In holding that the material sought by the subpoenas is relevant to the issues of the case we express no opinion as to whether any evidence so produced will be admissible at the trial or, if admissible, what its effect will be. Such determinations are not appropriate at this stage of the case.
The evidence sought has substantial value because it is relevant and vital to the defenses asserted. The fact that it might be obtained, at least in part, from others has no pertinence because a person may not avoid a subpoena by saying that the evidence sought from him is obtainable from another. The argument that Continental knows the appellants' retail prices, which are posted in public view, means nothing because Continental asserts that competition exists at the wholesale level.
Appellants say that if Continental did not know the wholesale prices, it may not rely on them to support a meeting competition defense. The test is not actual knowledge but "the existence of facts which would lead a reasonable and prudent person to believe that the granting of a lower price would in fact meet the equally low price of a competitor."
Enough has been said to dispose of the argument that Continental has failed to show good cause. The burden of so showing is sustained by proof of relevance and need.
Appellants contend that general relevancy is not sufficient to require a nonparty witness to divulge trade secrets. The claimed trade secrets do not relate to processes, formulas, or methods but rather to price, cost, and volume of sales of gasoline. The argument is that the disclosure of this information will enable Continental and others to destroy appellants' businesses because the integrated companies can lose money in marketing and still show an over-all profit while the small independents, such as appellants, cannot do so. The position is based on the fact that Continental and appellants compete in the wholesale market. No absolute privilege protects the information sought here from disclosure in discovery proceedings.
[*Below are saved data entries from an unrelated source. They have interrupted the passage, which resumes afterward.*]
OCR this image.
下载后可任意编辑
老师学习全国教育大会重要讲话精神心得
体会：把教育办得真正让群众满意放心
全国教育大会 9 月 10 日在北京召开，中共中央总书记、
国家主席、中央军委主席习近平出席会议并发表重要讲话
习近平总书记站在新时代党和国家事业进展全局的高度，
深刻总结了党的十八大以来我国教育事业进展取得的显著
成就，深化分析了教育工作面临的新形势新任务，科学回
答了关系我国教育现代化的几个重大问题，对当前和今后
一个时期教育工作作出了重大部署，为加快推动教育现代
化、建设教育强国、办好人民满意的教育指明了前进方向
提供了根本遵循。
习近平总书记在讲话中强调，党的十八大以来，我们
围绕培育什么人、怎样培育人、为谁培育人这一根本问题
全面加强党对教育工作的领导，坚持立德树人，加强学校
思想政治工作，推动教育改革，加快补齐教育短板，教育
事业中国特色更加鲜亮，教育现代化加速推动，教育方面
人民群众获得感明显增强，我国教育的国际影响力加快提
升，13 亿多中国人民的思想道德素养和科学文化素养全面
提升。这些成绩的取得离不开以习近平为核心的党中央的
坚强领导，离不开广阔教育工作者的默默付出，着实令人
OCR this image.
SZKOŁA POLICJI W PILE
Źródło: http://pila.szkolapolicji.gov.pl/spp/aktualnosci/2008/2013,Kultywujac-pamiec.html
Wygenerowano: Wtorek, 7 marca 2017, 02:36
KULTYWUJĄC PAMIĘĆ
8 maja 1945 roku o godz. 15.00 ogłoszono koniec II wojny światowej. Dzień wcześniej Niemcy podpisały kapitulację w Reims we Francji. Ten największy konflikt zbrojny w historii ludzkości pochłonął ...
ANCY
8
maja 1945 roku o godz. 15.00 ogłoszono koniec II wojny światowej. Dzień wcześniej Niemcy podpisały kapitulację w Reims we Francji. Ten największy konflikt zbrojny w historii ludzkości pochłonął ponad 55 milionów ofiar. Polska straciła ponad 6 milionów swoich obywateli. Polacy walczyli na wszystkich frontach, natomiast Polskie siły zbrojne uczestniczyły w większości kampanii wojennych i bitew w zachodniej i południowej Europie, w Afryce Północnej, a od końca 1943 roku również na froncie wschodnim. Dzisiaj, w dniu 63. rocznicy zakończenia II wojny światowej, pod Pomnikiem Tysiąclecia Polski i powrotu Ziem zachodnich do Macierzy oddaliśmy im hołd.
In the case at bar the trial court reasonably concluded that the interests of justice require the enforcement of the subpoenas. With great care it imposed conditions designed to protect appellants. The documents were made available only to counsel and independent certified public accountants and only for the purposes of the case. The court forbade the use of the material "for business or competitive purposes." The right to presence at the depositions was limited. The documents and depositions were to be held by the clerk under seal with access thereto only upon order of the judge. The right to further protective orders upon an appropriate showing was specifically recognized.
In our opinion the actions of the trial court display a sound exercise of discretion. The need for the information is held paramount but reasonable protective measures are supplied to minimize the effect on the appellants. We are concerned with preliminary matters. If the information obtained is pertinent to the antitrust charges and defenses which arise from the Utah gasoline price wars, that information should be available at the trial. Harm may result to some of the appellants but that harm will be a by-product of competition.